Quelle heure est-il? Le train! vite!


Cérémonie de remise du tampon. le 13 novembre 2011 à la gare de La Ciotat.
Têtes en l'air. Seuls sur le quai, nous ne pouvons que constater que malgré nos 3/4h d'avance, nous venons de laisser partir le train. Nous rions. "On est nuls!" déplore-t-on d'une seule voix. Tant pis. Ce n'est pas grave, voire plutôt drôle. "je t'emmène à Marseille, là tu auras ton train vers Paris!... et rassure toi, cette fois-ci, je fais taxi avec le camion, pas avec le bateau!" Et nous voilà partis sur la route! Finalement, c'est bien aussi de ne pas se quitter dans la précipitation.

Pas fastoche de trouver le chemin vers la (bonne) gare. Ces derniers moments ressemblent à un jeu de pistes, nous rions facilement et arrivons enfin. La gare. Horaire parfait. Voilà, voilà. Difficile maintenant d'échapper au redouté au revoir.
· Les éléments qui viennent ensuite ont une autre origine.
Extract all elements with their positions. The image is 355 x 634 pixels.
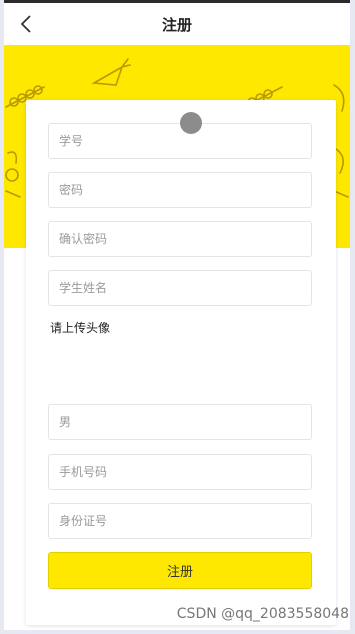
password-input[interactable] [49, 173, 311, 207]
confirm-password-field[interactable] [48, 221, 312, 257]
nav-bar: 注册 [4, 3, 350, 45]
student-name-input[interactable] [49, 271, 311, 305]
register-button[interactable]: 注册 [48, 552, 312, 589]
register-form-card: 请上传头像 注册 [26, 100, 336, 625]
id-card-field[interactable] [48, 503, 312, 539]
gender-field[interactable] [48, 404, 312, 440]
avatar-upload-area[interactable] [48, 340, 312, 400]
student-name-field[interactable] [48, 270, 312, 306]
page-title: 注册 [161, 15, 192, 34]
upload-avatar-label: 请上传头像 [50, 321, 111, 335]
student-id-field[interactable] [48, 123, 312, 159]
chevron-left-icon[interactable] [14, 11, 38, 37]
phone-field[interactable] [48, 454, 312, 490]
id-card-input[interactable] [49, 504, 311, 538]
touch-indicator [180, 112, 202, 134]
password-field[interactable] [48, 172, 312, 208]
gender-input[interactable] [49, 405, 311, 439]
phone-screen: 注册 学号 学生姓名 请上传头像 男 手机号码 身份证号 注册 [4, 0, 350, 630]
confirm-password-input[interactable] [49, 222, 311, 256]
watermark-text: CSDN @qq_2083558048 [176, 606, 349, 622]
phone-input[interactable] [49, 455, 311, 489]
student-id-input[interactable] [49, 124, 311, 158]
Nous sommes là, sur le quai de la gare dans le brouhaha froid de l'endroit qui grouille. - rien à voir avec la carte postale du Sud: il n'y a ni cigale, ni huile d'olive et Marcel Pagnol ne composte pas son billet de tgv. Aussi authentique et chaleureux qu'un pot d'herbes de Provence dans un supermarché parisien. Un peu dans notre bulle orange de Tara Tari, nous sourions encore "On avait imaginé le départ du quai... en oubliant de préciser si il s'agissait d'un quai de gare ou de port !". Rire pour ne pas laisser gagner l'émotion. L'humour est un bon remède.
La foule, le bruit, le froid, le béton et les trains... Corentin se veut rassurant :"la prochaine fois que nous nous verrons, ce sera sur une plage de sable blanc" Nous nous donnons rendez-vous aux Antilles, où il viendra m'accueillir.
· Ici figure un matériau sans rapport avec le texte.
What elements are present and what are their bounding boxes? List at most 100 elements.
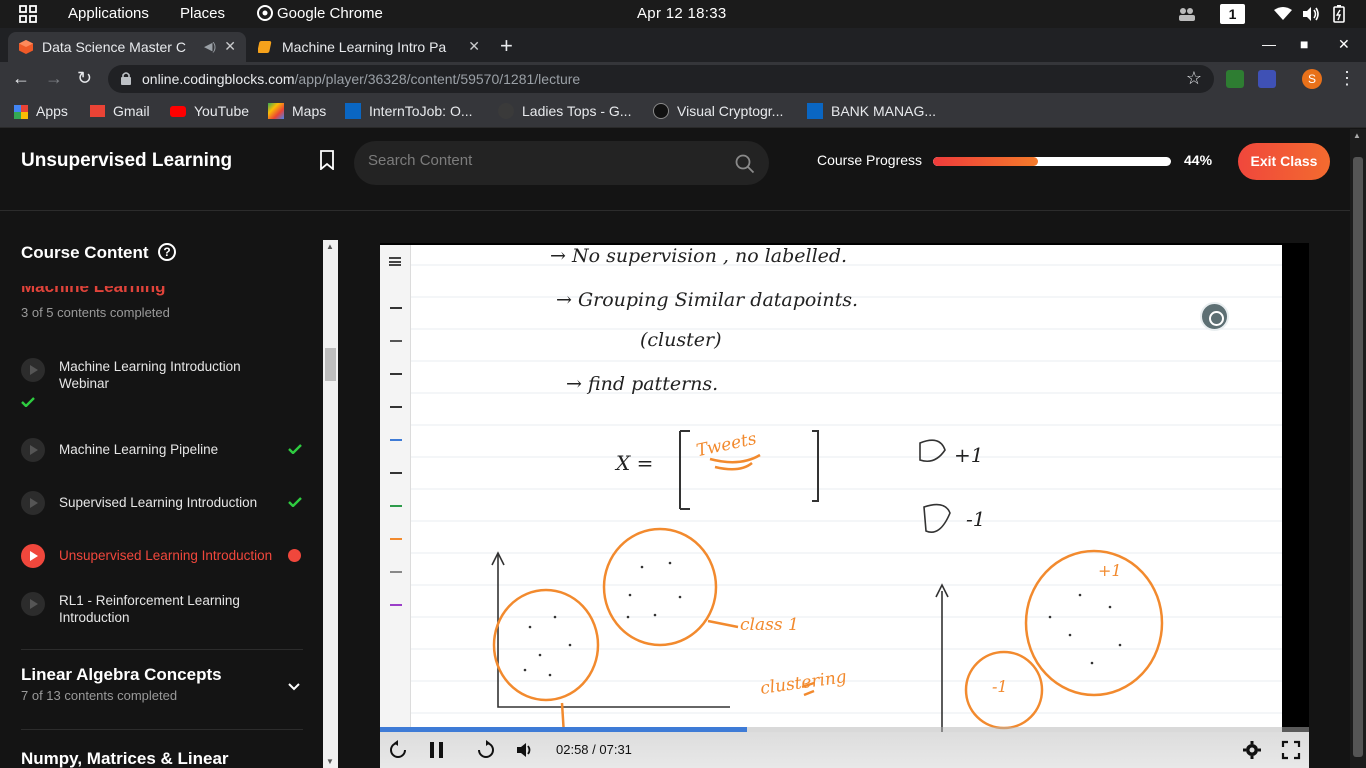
section-title[interactable]: Numpy, Matrices & Linear bbox=[21, 749, 229, 768]
tab-title: Data Science Master C bbox=[42, 39, 186, 55]
bookmark-label: Gmail bbox=[113, 103, 150, 119]
clock[interactable]: Apr 12 18:33 bbox=[637, 5, 727, 22]
battery-icon[interactable] bbox=[1332, 4, 1346, 24]
scrollbar-thumb[interactable] bbox=[325, 348, 336, 381]
app-menu-label: Google Chrome bbox=[277, 5, 383, 22]
settings-gear-icon[interactable] bbox=[1242, 740, 1262, 760]
close-window-button[interactable]: ✕ bbox=[1338, 36, 1350, 53]
tab-audio-icon[interactable]: ◀) bbox=[204, 40, 216, 53]
note-line-4: → find patterns. bbox=[566, 373, 719, 395]
fullscreen-icon[interactable] bbox=[1281, 740, 1301, 760]
bookmark-maps[interactable]: Maps bbox=[268, 103, 326, 119]
wifi-icon[interactable] bbox=[1274, 4, 1292, 24]
scrollbar-thumb[interactable] bbox=[1353, 157, 1363, 757]
note-plus-one: +1 bbox=[954, 443, 984, 467]
pen-tool-icon[interactable] bbox=[390, 429, 402, 441]
section-title[interactable]: Linear Algebra Concepts bbox=[21, 665, 222, 685]
profile-avatar[interactable]: S bbox=[1302, 69, 1322, 89]
bookmark-apps[interactable]: Apps bbox=[14, 103, 68, 119]
chrome-menu-icon[interactable]: ⋮ bbox=[1338, 68, 1356, 89]
bookmark-visual-crypto[interactable]: Visual Cryptogr... bbox=[653, 103, 783, 119]
forward-icon[interactable] bbox=[476, 740, 496, 760]
places-menu[interactable]: Places bbox=[180, 5, 225, 22]
note-clustering: clustering bbox=[759, 667, 848, 699]
bookmark-label: Apps bbox=[36, 103, 68, 119]
whiteboard-toolbar bbox=[380, 245, 411, 745]
bookmark-ladies-tops[interactable]: Ladies Tops - G... bbox=[498, 103, 631, 119]
app-menu[interactable]: Google Chrome bbox=[257, 5, 383, 22]
section-progress-count: 3 of 5 contents completed bbox=[21, 305, 170, 320]
section-title-machine-learning[interactable]: Machine Learning bbox=[21, 286, 166, 298]
bookmark-interntojob[interactable]: InternToJob: O... bbox=[345, 103, 473, 119]
lock-icon[interactable] bbox=[120, 71, 132, 85]
extension-icon[interactable] bbox=[1226, 70, 1244, 88]
pen-tool-icon[interactable] bbox=[390, 594, 402, 606]
extension-icon[interactable] bbox=[1258, 70, 1276, 88]
lesson-item[interactable]: Machine Learning Pipeline bbox=[21, 438, 306, 462]
bookmark-bank[interactable]: BANK MANAG... bbox=[807, 103, 936, 119]
bookmark-label: Visual Cryptogr... bbox=[677, 103, 784, 119]
address-bar[interactable]: online.codingblocks.com/app/player/36328… bbox=[108, 65, 1214, 93]
forward-button[interactable]: → bbox=[45, 68, 63, 89]
rewind-icon[interactable] bbox=[388, 740, 408, 760]
lesson-item-current[interactable]: Unsupervised Learning Introduction bbox=[21, 544, 306, 568]
maximize-button[interactable]: ■ bbox=[1300, 36, 1308, 52]
pen-tool-icon[interactable] bbox=[390, 495, 402, 507]
tab-ml-intro[interactable]: Machine Learning Intro Pa ✕ bbox=[248, 32, 490, 62]
search-icon[interactable] bbox=[735, 154, 755, 174]
video-player[interactable]: → No supervision , no labelled. → Groupi… bbox=[380, 243, 1309, 768]
tab-close-icon[interactable]: ✕ bbox=[468, 38, 480, 55]
pen-tool-icon[interactable] bbox=[390, 396, 402, 408]
workspace-indicator[interactable]: 1 bbox=[1220, 4, 1245, 24]
volume-icon[interactable] bbox=[1302, 4, 1320, 24]
coding-blocks-favicon bbox=[19, 40, 33, 54]
check-icon bbox=[288, 444, 302, 454]
back-button[interactable]: ← bbox=[12, 68, 30, 89]
page-scrollbar[interactable]: ▲ bbox=[1350, 129, 1366, 768]
tab-close-icon[interactable]: ✕ bbox=[224, 38, 236, 55]
lesson-item[interactable]: Machine Learning Introduction Webinar bbox=[21, 358, 306, 398]
scroll-up-arrow[interactable]: ▲ bbox=[1353, 131, 1361, 140]
overlay-action-button[interactable] bbox=[1200, 302, 1229, 331]
pen-tool-icon[interactable] bbox=[390, 528, 402, 540]
tab-title: Machine Learning Intro Pa bbox=[282, 39, 447, 55]
people-icon[interactable] bbox=[1178, 4, 1196, 24]
pen-tool-icon[interactable] bbox=[390, 561, 402, 573]
note-cluster-minus: -1 bbox=[992, 677, 1008, 696]
scroll-up-arrow[interactable]: ▲ bbox=[326, 242, 334, 251]
reload-button[interactable]: ↻ bbox=[77, 68, 92, 89]
divider bbox=[21, 649, 303, 650]
new-tab-button[interactable]: + bbox=[500, 33, 513, 59]
bookmark-gmail[interactable]: Gmail bbox=[90, 103, 150, 119]
volume-icon[interactable] bbox=[515, 740, 535, 760]
bookmark-icon[interactable] bbox=[319, 150, 335, 170]
chevron-down-icon[interactable] bbox=[288, 683, 300, 691]
course-content-sidebar: Course Content ? Machine Learning 3 of 5… bbox=[0, 240, 338, 768]
search-box[interactable] bbox=[354, 141, 769, 185]
pen-tool-icon[interactable] bbox=[390, 297, 402, 309]
sidebar-scrollbar[interactable]: ▲ ▼ bbox=[323, 240, 338, 768]
lesson-title: Machine Learning Pipeline bbox=[59, 442, 219, 457]
tab-data-science[interactable]: Data Science Master C ◀) ✕ bbox=[8, 32, 246, 62]
play-icon bbox=[21, 358, 45, 382]
exit-class-button[interactable]: Exit Class bbox=[1238, 143, 1330, 180]
bookmark-youtube[interactable]: YouTube bbox=[170, 103, 249, 119]
lesson-title: RL1 - Reinforcement Learning Introductio… bbox=[59, 593, 240, 625]
pen-tool-icon[interactable] bbox=[390, 462, 402, 474]
pen-tool-icon[interactable] bbox=[390, 330, 402, 342]
pen-tool-icon[interactable] bbox=[390, 363, 402, 375]
note-line-1: → No supervision , no labelled. bbox=[550, 245, 848, 267]
bookmark-star-icon[interactable]: ☆ bbox=[1186, 68, 1202, 89]
menu-icon[interactable] bbox=[389, 257, 401, 266]
scroll-down-arrow[interactable]: ▼ bbox=[326, 757, 334, 766]
minimize-button[interactable]: — bbox=[1262, 36, 1276, 52]
course-progress-label: Course Progress bbox=[817, 152, 923, 168]
applications-menu[interactable]: Applications bbox=[68, 5, 149, 22]
pause-icon[interactable] bbox=[427, 740, 447, 760]
lesson-item[interactable]: Supervised Learning Introduction bbox=[21, 491, 306, 515]
activities-grid-icon[interactable] bbox=[19, 5, 37, 23]
lesson-item[interactable]: RL1 - Reinforcement Learning Introductio… bbox=[21, 592, 306, 632]
search-input[interactable] bbox=[368, 152, 728, 169]
help-icon[interactable]: ? bbox=[158, 243, 176, 261]
chrome-icon bbox=[257, 5, 273, 21]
La barre, franche, de Tara Tari.    ©François Landrot
Alors non, je ne suis pas partie le 13 novembre, mais ce jour était important. Avec Corentin, nous avons officialisé cette passation. Il m'accorde sa confiance pour mener Tara Tari vers de nouveaux horizons. C'était symbolique, c'était entre nous, et cela restera un moment important. Je vais tenter de continuer à faire vivre l'esprit Tara Tari. Corentin a eu une idée, a lancé quelque chose de fort que je vais essayer de poursuivre. La transmission, la continuité permet de faire vivre de belles idées. Mais la responsabilité est grande et je n'imagine pas à quel point cela doit être étrange pour Corentin de voir son voilier partir sans lui. Je lui suis infiniment reconnaissante de m'accorder une telle confiance.

Passage de témoin pour les témoins de passage que nous sommes sur notre belle planète. L'aventure continue! Longue vie à toi, Tara Tari!
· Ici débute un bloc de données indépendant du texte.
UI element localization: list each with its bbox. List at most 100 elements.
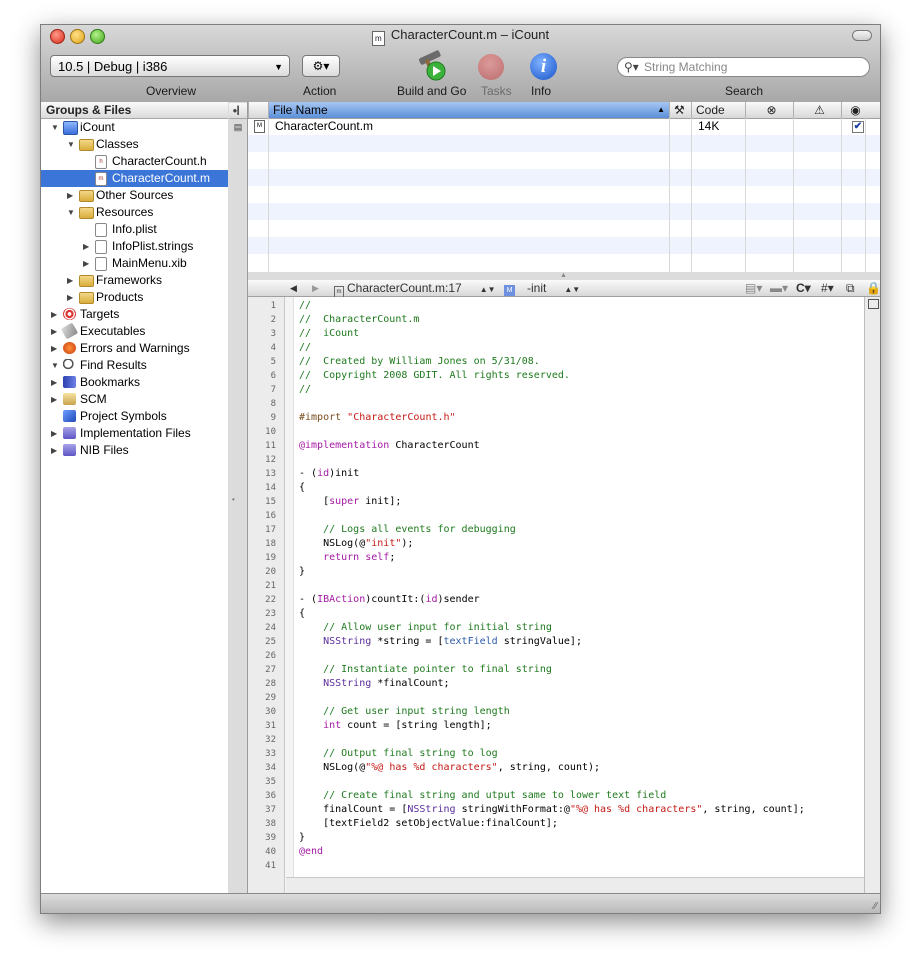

Sereine, je peux désormais larguer les amarres. Je suis prête et peut-être déjà un peu partie.

Le coup de vent passé, nous quitterons La Ciotat le jeudi 17 novembre, dans la matinée, en direction de Marseille pour une première navigation. Chapitre d'introduction de cette belle histoire de mer que je pars vivre avec Tara Tari.